Under the new MAH system provided by the amended DAL, the MAH and the PAH can be the same or different entities. Thus, a MAH is permitted to manufacture or sell pharmaceuticals, either on its own or through a manufacturer or distributor. Scientific research personnel and pharmaceutical research and development institutions in China can apply for a MAH qualification and, thus, obtain the required pharmaceutical marketing license.
It is important to mention that further decrees on the regulation of therapeutic products are likely to be revised with the entry into force of the DAL. The National Medical Products Administration (NMPA) is also expected to continuously adapt the law in such a way as to promote the development of the medical service outsourcing industry in the Chinese market. Not only foreign pharmaceutical companies, but also Contract Research Organizations (CRO), Contract Manufacturing Organizations (CMO), and Contract Sales Organizations (CSO) could benefit greatly from the new regulation.
Practical Implications for Foreign MAHs
Generally, the new MAH system will enable pharmaceutical research and development institutions to act as MAH and thus benefit directly from their research and development results without being dependent on an external PAH acting as MAH to the authorities. For imported products, the foreign company to which an import drug license (IDL) is issued can act as the MAH, which in fact may not be the actual manufacturer but the MAH in its home country. However, the foreign MAH for imported drugs is obliged to appoint a local agent in China.

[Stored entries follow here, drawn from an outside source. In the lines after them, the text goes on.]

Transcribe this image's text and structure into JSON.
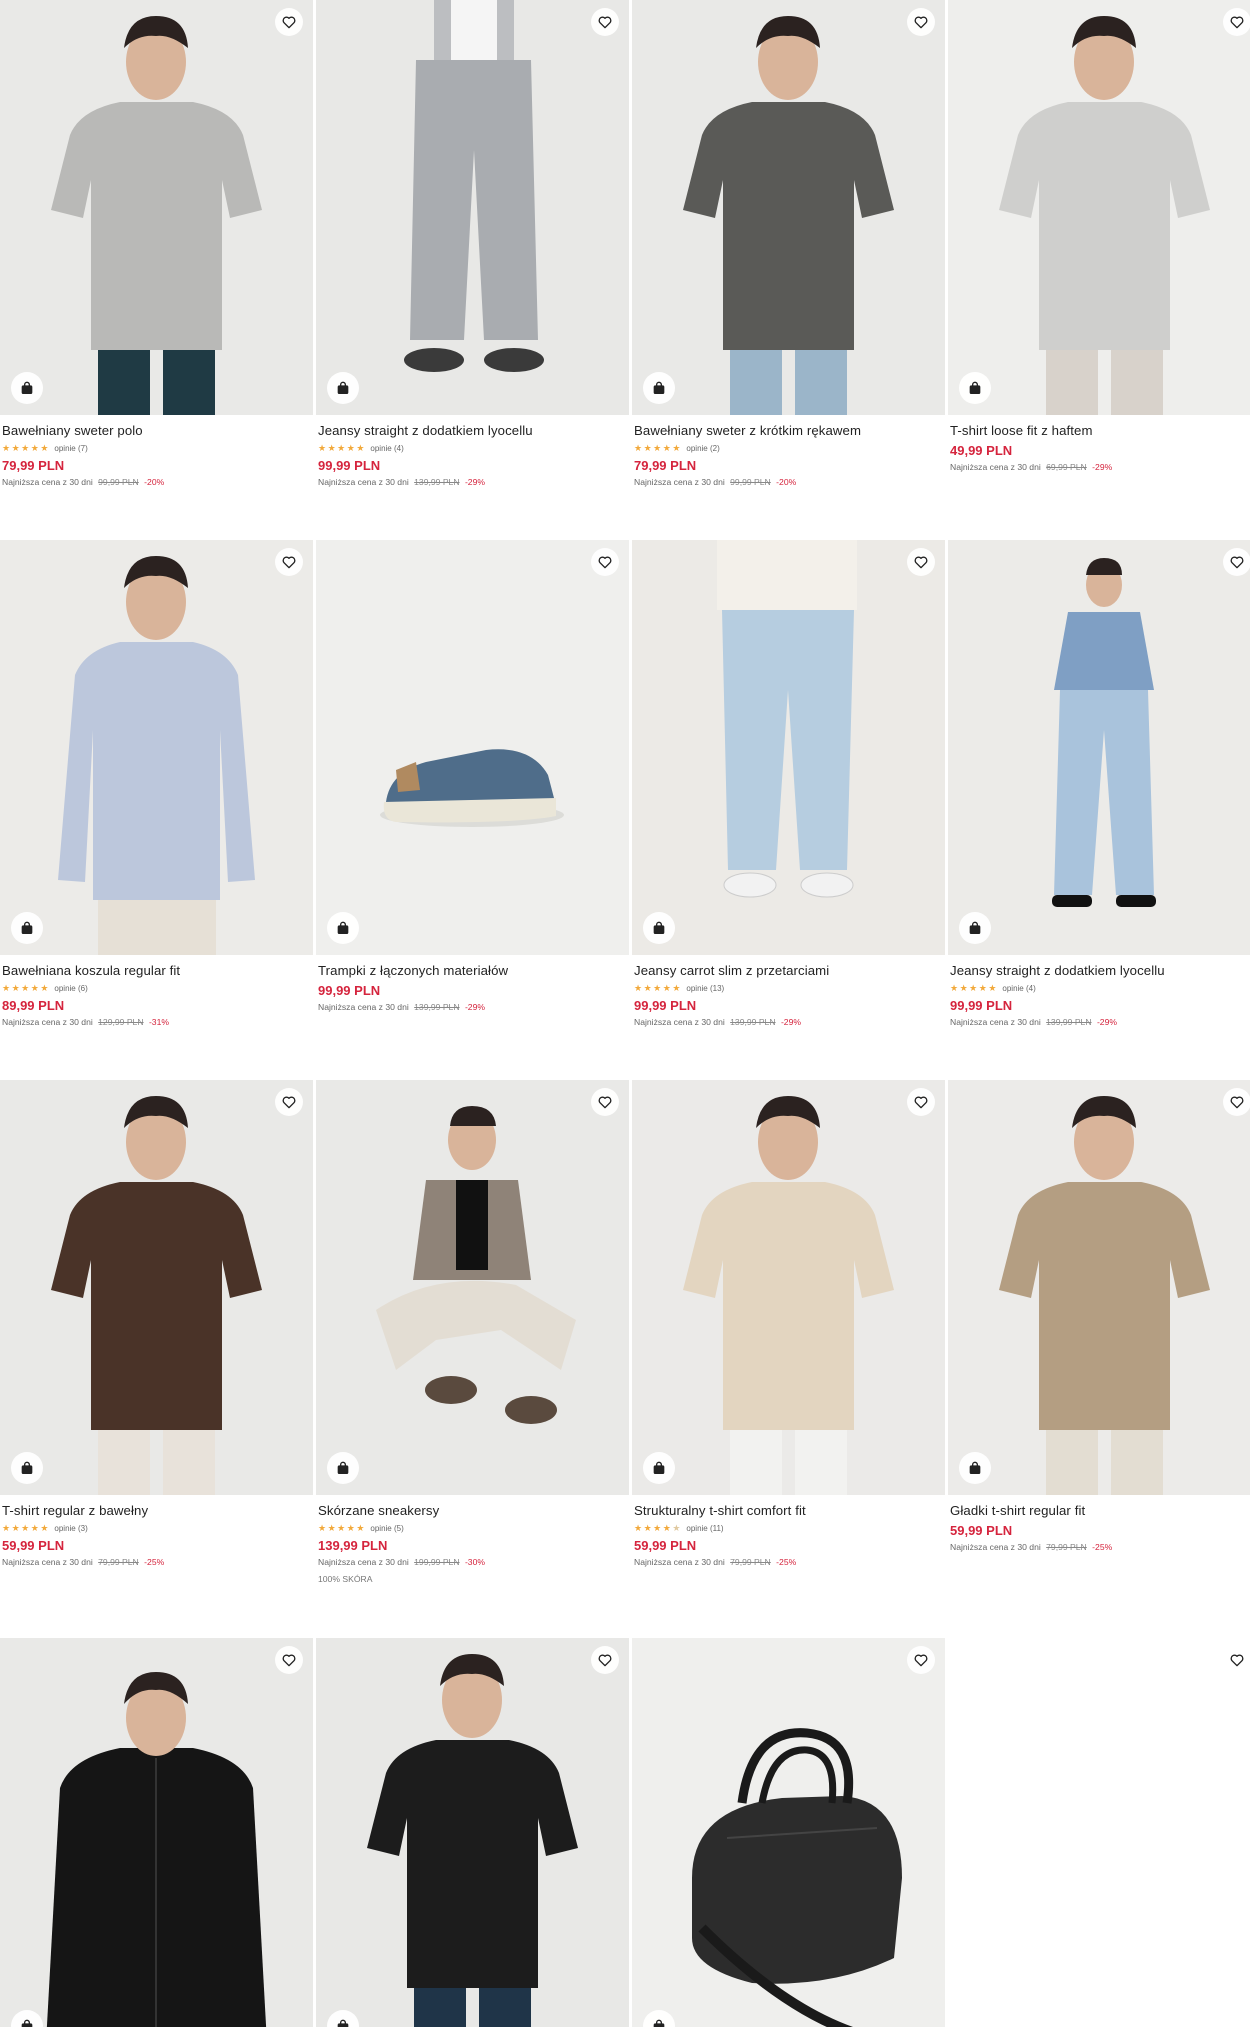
{
  "colors": {
    "price": "#d5243d",
    "star": "#f2a93b",
    "image_bg": "#ececea"
  },
  "icons": {
    "favorite": "heart-outline-icon",
    "add_to_cart": "shopping-bag-icon",
    "rating": "star-icon"
  },
  "products": [
    {
      "name": "Bawełniany sweter polo",
      "rating": 5,
      "reviews": "opinie (7)",
      "price": "79,99 PLN",
      "lowest_label": "Najniższa cena z 30 dni",
      "old_price": "99,99 PLN",
      "discount": "-20%"
    },
    {
      "name": "Jeansy straight z dodatkiem lyocellu",
      "rating": 5,
      "reviews": "opinie (4)",
      "price": "99,99 PLN",
      "lowest_label": "Najniższa cena z 30 dni",
      "old_price": "139,99 PLN",
      "discount": "-29%"
    },
    {
      "name": "Bawełniany sweter z krótkim rękawem",
      "rating": 5,
      "reviews": "opinie (2)",
      "price": "79,99 PLN",
      "lowest_label": "Najniższa cena z 30 dni",
      "old_price": "99,99 PLN",
      "discount": "-20%"
    },
    {
      "name": "T-shirt loose fit z haftem",
      "rating": null,
      "reviews": "",
      "price": "49,99 PLN",
      "lowest_label": "Najniższa cena z 30 dni",
      "old_price": "69,99 PLN",
      "discount": "-29%"
    },
    {
      "name": "Bawełniana koszula regular fit",
      "rating": 5,
      "reviews": "opinie (6)",
      "price": "89,99 PLN",
      "lowest_label": "Najniższa cena z 30 dni",
      "old_price": "129,99 PLN",
      "discount": "-31%"
    },
    {
      "name": "Trampki z łączonych materiałów",
      "rating": null,
      "reviews": "",
      "price": "99,99 PLN",
      "lowest_label": "Najniższa cena z 30 dni",
      "old_price": "139,99 PLN",
      "discount": "-29%"
    },
    {
      "name": "Jeansy carrot slim z przetarciami",
      "rating": 5,
      "reviews": "opinie (13)",
      "price": "99,99 PLN",
      "lowest_label": "Najniższa cena z 30 dni",
      "old_price": "139,99 PLN",
      "discount": "-29%"
    },
    {
      "name": "Jeansy straight z dodatkiem lyocellu",
      "rating": 5,
      "reviews": "opinie (4)",
      "price": "99,99 PLN",
      "lowest_label": "Najniższa cena z 30 dni",
      "old_price": "139,99 PLN",
      "discount": "-29%"
    },
    {
      "name": "T-shirt regular z bawełny",
      "rating": 5,
      "reviews": "opinie (3)",
      "price": "59,99 PLN",
      "lowest_label": "Najniższa cena z 30 dni",
      "old_price": "79,99 PLN",
      "discount": "-25%"
    },
    {
      "name": "Skórzane sneakersy",
      "rating": 5,
      "reviews": "opinie (5)",
      "price": "139,99 PLN",
      "lowest_label": "Najniższa cena z 30 dni",
      "old_price": "199,99 PLN",
      "discount": "-30%",
      "note": "100% SKÓRA"
    },
    {
      "name": "Strukturalny t-shirt comfort fit",
      "rating": 4.5,
      "reviews": "opinie (11)",
      "price": "59,99 PLN",
      "lowest_label": "Najniższa cena z 30 dni",
      "old_price": "79,99 PLN",
      "discount": "-25%"
    },
    {
      "name": "Gładki t-shirt regular fit",
      "rating": null,
      "reviews": "",
      "price": "59,99 PLN",
      "lowest_label": "Najniższa cena z 30 dni",
      "old_price": "79,99 PLN",
      "discount": "-25%"
    },
    {
      "name": "",
      "rating": null,
      "reviews": "",
      "price": "",
      "lowest_label": "",
      "old_price": "",
      "discount": ""
    },
    {
      "name": "",
      "rating": null,
      "reviews": "",
      "price": "",
      "lowest_label": "",
      "old_price": "",
      "discount": ""
    },
    {
      "name": "",
      "rating": null,
      "reviews": "",
      "price": "",
      "lowest_label": "",
      "old_price": "",
      "discount": ""
    },
    {
      "name": "",
      "rating": null,
      "reviews": "",
      "price": "",
      "lowest_label": "",
      "old_price": "",
      "discount": ""
    }
  ]
}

By means of a contractual arrangement, the local agent is to be bound by the obligations which the foreign MAH has to meet in order to fulfil the requirements of the DAL. Under the new law, the local agent assumes joint and several liability with the foreign MAH.

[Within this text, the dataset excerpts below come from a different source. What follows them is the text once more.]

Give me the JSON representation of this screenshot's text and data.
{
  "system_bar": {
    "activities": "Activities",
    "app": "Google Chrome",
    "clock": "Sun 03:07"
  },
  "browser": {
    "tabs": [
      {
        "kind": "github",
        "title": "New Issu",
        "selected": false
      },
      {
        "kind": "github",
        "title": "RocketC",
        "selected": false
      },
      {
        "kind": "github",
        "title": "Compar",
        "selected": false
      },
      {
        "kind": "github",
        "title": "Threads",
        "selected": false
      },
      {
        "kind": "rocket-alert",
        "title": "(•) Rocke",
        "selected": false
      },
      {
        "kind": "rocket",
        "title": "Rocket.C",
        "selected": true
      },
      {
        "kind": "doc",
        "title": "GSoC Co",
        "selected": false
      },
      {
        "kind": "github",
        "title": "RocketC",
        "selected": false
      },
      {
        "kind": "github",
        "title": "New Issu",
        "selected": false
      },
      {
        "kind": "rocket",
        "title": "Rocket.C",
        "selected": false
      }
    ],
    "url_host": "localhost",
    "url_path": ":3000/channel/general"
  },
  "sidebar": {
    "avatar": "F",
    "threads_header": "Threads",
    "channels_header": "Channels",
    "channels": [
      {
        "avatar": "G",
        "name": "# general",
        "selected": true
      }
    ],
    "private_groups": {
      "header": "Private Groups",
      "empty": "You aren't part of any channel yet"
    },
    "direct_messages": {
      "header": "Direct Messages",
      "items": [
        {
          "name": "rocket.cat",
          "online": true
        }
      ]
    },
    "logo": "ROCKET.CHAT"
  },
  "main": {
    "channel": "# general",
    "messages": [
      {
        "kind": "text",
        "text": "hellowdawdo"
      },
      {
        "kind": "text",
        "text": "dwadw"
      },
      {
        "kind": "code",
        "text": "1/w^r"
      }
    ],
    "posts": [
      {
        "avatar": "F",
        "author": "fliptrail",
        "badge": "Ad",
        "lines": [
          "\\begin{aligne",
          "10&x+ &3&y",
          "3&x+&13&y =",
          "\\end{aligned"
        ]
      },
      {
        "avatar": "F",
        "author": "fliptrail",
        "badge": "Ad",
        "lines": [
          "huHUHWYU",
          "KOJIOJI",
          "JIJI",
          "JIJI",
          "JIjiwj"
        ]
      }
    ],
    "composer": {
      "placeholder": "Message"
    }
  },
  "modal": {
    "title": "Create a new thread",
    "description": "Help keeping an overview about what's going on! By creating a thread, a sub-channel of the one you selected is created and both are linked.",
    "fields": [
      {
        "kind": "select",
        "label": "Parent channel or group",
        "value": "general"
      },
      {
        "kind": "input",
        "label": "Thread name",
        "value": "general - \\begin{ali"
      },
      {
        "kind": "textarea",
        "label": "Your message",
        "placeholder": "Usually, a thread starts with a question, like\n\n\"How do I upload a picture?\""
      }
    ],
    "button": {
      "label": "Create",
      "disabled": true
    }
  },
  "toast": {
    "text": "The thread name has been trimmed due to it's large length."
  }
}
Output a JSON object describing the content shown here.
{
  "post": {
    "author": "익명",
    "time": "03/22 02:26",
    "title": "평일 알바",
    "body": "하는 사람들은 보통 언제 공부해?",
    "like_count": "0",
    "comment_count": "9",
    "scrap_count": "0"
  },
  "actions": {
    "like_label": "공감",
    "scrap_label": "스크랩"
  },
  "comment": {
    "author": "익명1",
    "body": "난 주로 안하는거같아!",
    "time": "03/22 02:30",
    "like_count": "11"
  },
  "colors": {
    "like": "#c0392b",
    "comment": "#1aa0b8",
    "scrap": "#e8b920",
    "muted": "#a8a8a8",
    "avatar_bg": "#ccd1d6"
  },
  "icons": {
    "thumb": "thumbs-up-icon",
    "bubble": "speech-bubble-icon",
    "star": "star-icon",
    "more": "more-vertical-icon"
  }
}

In line with US and EU practice, the amended DAL requires the MAH to assume responsibility for the efficacy, safety and quality of its products throughout the product life cycle. GxP standards must be met.
The DAL also contains a catalogue of administrative measures and sanctions to be imposed in the event of non-compliance with its requirements. Sanctions can be imposed not only on the offending corporations, but also on their representatives. However, the DAL remains unclear on the question of the conditions under which not only the company but also its representatives can be sanctioned. It also remains unclear to what extent a MAH can contractually transfer the responsibility and liability for obligations from the DAL to the local agent.

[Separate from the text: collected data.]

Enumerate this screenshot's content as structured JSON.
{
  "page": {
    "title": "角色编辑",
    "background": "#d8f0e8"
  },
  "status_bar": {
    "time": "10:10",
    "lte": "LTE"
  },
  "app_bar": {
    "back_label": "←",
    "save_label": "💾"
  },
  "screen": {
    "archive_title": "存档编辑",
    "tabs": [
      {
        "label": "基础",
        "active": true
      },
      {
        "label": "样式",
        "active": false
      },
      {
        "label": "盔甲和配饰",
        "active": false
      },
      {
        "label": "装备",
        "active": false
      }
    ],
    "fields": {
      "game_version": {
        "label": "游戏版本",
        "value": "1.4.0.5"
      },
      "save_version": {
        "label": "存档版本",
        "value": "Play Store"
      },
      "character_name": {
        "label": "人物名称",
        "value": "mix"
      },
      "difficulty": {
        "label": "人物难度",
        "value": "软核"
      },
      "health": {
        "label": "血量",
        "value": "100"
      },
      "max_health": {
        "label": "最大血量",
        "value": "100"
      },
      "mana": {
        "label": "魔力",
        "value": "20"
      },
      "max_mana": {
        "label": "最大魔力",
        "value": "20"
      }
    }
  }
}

In order to effectively minimize legal risks, it is essential for foreign MAHs to implement and maintain the requirements of the amended DAL for organizational measures, quality requirements (GxP) and pharmacovigilance. To this end, foreign MAHs must enter into contractual agreements with their Chinese local agents and the manufacturers involved. These contractual regulations must contain a clear assignment of duties and standard operating procedures (SOPs) for their sustainable implementation and maintenance.